The Data Protection Act 1998 requires that data relating to an identifiable individual is securely held, while medical defence organisations also advise their members to consult GMC guidance on confidentiality. Not only should the information only be held for as long as is required for the provision of healthcare, but it should also be relevant, accurate and up-to-date. Care should also be taken to avoid unintentional disclosure by health professionals, with hazards including consultations with patients being overheard by others. 

Doctors are also obliged to follow the guidance of the GMC and will also have to comply with the common law duty of confidentiality. In all of the situations in which information can be disclosed, medical defence organisations advise that the disclosure is proportional and, if possible, anonymised, also only including the information that is required for the purpose. At all times, the responsible health professional will look to ensure the security of patient information and its protection against improper disclosure. Data controllers in deliberate or reckless contravention of the Data Protection Act, or who do so in a manner likely to cause substantial distress or damages to an individual, can be subject to a Civil Monetary Penalty from the Information Commissioner of up to £500,000.

Social media and other newer forms of communication can also pose risks to the confidentiality of patient information

All data that a health professional holds about a patient is covered by this duty of confidentiality, including demographic information, the dates and times of any appointments made by the patient and the fact of an individual being a patient of theirs or registered with their practice. No information should be disclosed about a patient to a third party without the patient's consent to the disclosure being sought. However, express or implied consent may be valid, with the latter being adequate for the sharing of information within the healthcare team providing care.

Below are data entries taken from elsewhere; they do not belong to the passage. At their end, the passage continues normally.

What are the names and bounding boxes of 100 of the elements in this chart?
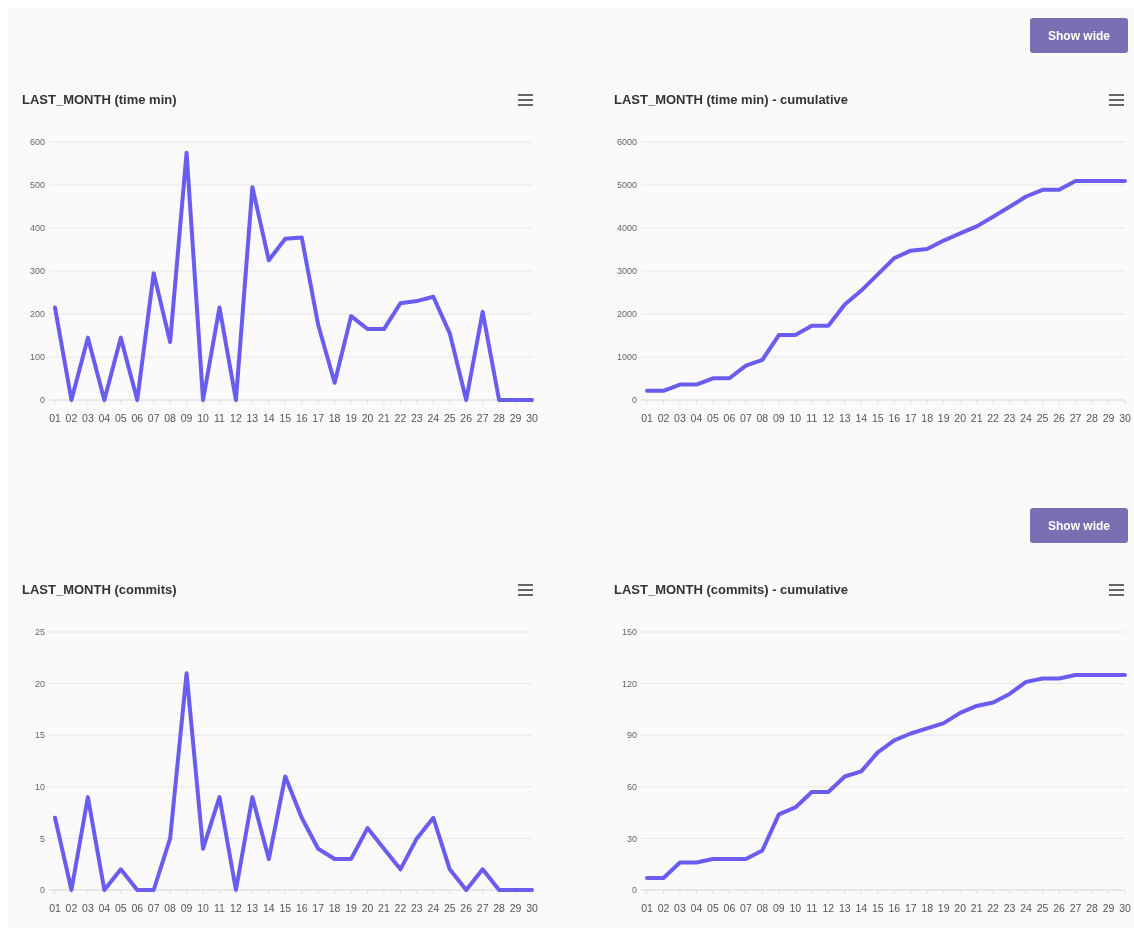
x-tick-label: 07: [740, 412, 752, 424]
y-tick-label: 1000: [616, 352, 637, 363]
x-tick-label: 03: [674, 902, 686, 914]
line-series: [53, 671, 534, 892]
y-tick-label: 30: [626, 833, 637, 844]
y-tick-label: 120: [621, 678, 637, 689]
x-tick-label: 05: [707, 902, 719, 914]
y-tick-label: 0: [631, 885, 637, 896]
y-tick-label: 90: [626, 730, 637, 741]
text: Show wide: [1047, 519, 1111, 533]
x-tick-label: 10: [789, 902, 802, 914]
x-tick-label: 16: [295, 902, 308, 914]
x-tick-label: 17: [904, 412, 917, 424]
x-tick-label: 28: [1086, 902, 1099, 914]
x-tick-label: 06: [131, 902, 144, 914]
x-tick-label: 02: [657, 412, 670, 424]
text: Show wide: [1047, 29, 1111, 43]
x-tick-label: 05: [707, 412, 719, 424]
x-tick-label: 28: [493, 902, 506, 914]
x-tick-label: 15: [279, 902, 292, 914]
x-tick-label: 04: [690, 902, 703, 914]
x-tick-label: 23: [411, 902, 423, 914]
x-tick-label: 01: [49, 902, 61, 914]
x-tick-label: 25: [443, 902, 456, 914]
x-tick-label: 13: [838, 902, 851, 914]
y-tick-label: 150: [621, 627, 637, 638]
y-tick-label: 4000: [616, 223, 637, 234]
x-tick-label: 18: [921, 902, 934, 914]
y-tick-label: 100: [29, 352, 45, 363]
y-tick-label: 5: [39, 833, 45, 844]
y-tick-label: 5000: [616, 180, 637, 191]
x-tick-label: 30: [526, 412, 538, 424]
x-tick-label: 19: [937, 902, 950, 914]
x-tick-label: 15: [279, 412, 292, 424]
chart-title: LAST_MONTH (time min) - cumulative: [614, 92, 849, 107]
x-tick-label: 29: [509, 412, 522, 424]
x-tick-label: 12: [822, 412, 835, 424]
x-tick-label: 28: [1086, 412, 1099, 424]
x-tick-label: 12: [230, 412, 242, 424]
x-tick-label: 25: [1036, 902, 1049, 914]
x-tick-label: 27: [476, 902, 489, 914]
x-tick-label: 20: [361, 902, 374, 914]
x-tick-label: 28: [493, 412, 506, 424]
x-tick-label: 11: [214, 902, 226, 914]
x-tick-label: 13: [246, 902, 259, 914]
x-tick-label: 25: [1036, 412, 1049, 424]
x-tick-label: 30: [526, 902, 538, 914]
y-tick-label: 400: [29, 223, 45, 234]
x-tick-label: 29: [1102, 412, 1115, 424]
x-tick-label: 23: [1003, 902, 1016, 914]
x-tick-label: 18: [328, 412, 341, 424]
x-tick-label: 30: [1119, 902, 1131, 914]
x-tick-label: 15: [871, 902, 884, 914]
x-tick-label: 02: [657, 902, 670, 914]
x-tick-label: 10: [789, 412, 802, 424]
y-tick-label: 3000: [616, 266, 637, 277]
line-series: [645, 673, 1127, 880]
x-tick-label: 22: [987, 902, 1000, 914]
x-tick-label: 22: [987, 412, 1000, 424]
y-tick-label: 6000: [616, 137, 637, 148]
chart-title: LAST_MONTH (time min): [22, 92, 177, 107]
y-tick-label: 20: [34, 678, 45, 689]
x-tick-label: 23: [1003, 412, 1016, 424]
x-tick-label: 21: [970, 412, 983, 424]
x-tick-label: 29: [509, 902, 522, 914]
x-tick-label: 01: [641, 902, 653, 914]
line-series: [53, 150, 534, 402]
x-tick-label: 01: [641, 412, 653, 424]
x-tick-label: 20: [954, 412, 967, 424]
x-tick-label: 06: [723, 902, 736, 914]
x-tick-label: 10: [197, 412, 210, 424]
x-tick-label: 02: [65, 902, 78, 914]
x-tick-label: 17: [904, 902, 917, 914]
x-tick-label: 20: [361, 412, 374, 424]
y-tick-label: 10: [34, 781, 45, 792]
x-tick-label: 24: [1020, 412, 1033, 424]
x-tick-label: 12: [230, 902, 242, 914]
x-tick-label: 04: [98, 412, 111, 424]
x-tick-label: 12: [822, 902, 835, 914]
x-tick-label: 03: [82, 412, 94, 424]
x-tick-label: 05: [114, 902, 127, 914]
line-series: [645, 179, 1127, 393]
y-tick-label: 0: [631, 395, 637, 406]
y-tick-label: 15: [34, 730, 45, 741]
chart-title: LAST_MONTH (commits): [22, 582, 177, 597]
x-tick-label: 27: [1069, 902, 1082, 914]
x-tick-label: 23: [411, 412, 423, 424]
x-tick-label: 06: [131, 412, 144, 424]
x-tick-label: 01: [49, 412, 61, 424]
x-tick-label: 03: [674, 412, 686, 424]
x-tick-label: 07: [147, 902, 160, 914]
x-tick-label: 09: [180, 412, 193, 424]
x-tick-label: 16: [888, 902, 901, 914]
x-tick-label: 07: [147, 412, 160, 424]
x-tick-label: 09: [773, 902, 785, 914]
x-tick-label: 10: [197, 902, 210, 914]
y-tick-label: 500: [29, 180, 45, 191]
x-tick-label: 11: [806, 902, 818, 914]
x-tick-label: 20: [954, 902, 967, 914]
x-tick-label: 13: [246, 412, 259, 424]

Medical defence organisations can advise in more detail on consent to disclosure, what constitutes valid consent and when and how disclosure may be made when required by law. Health professionals may also wish to be better informed on the cases when disclosure should be made in the public interest, as well as disclosures involving patients who are not competent adults, including those who have died. Social media and other newer forms of communication can also pose risks to the confidentiality of patient information, with medical defence organisations able to advise accordingly on the most appropriate use of social networks.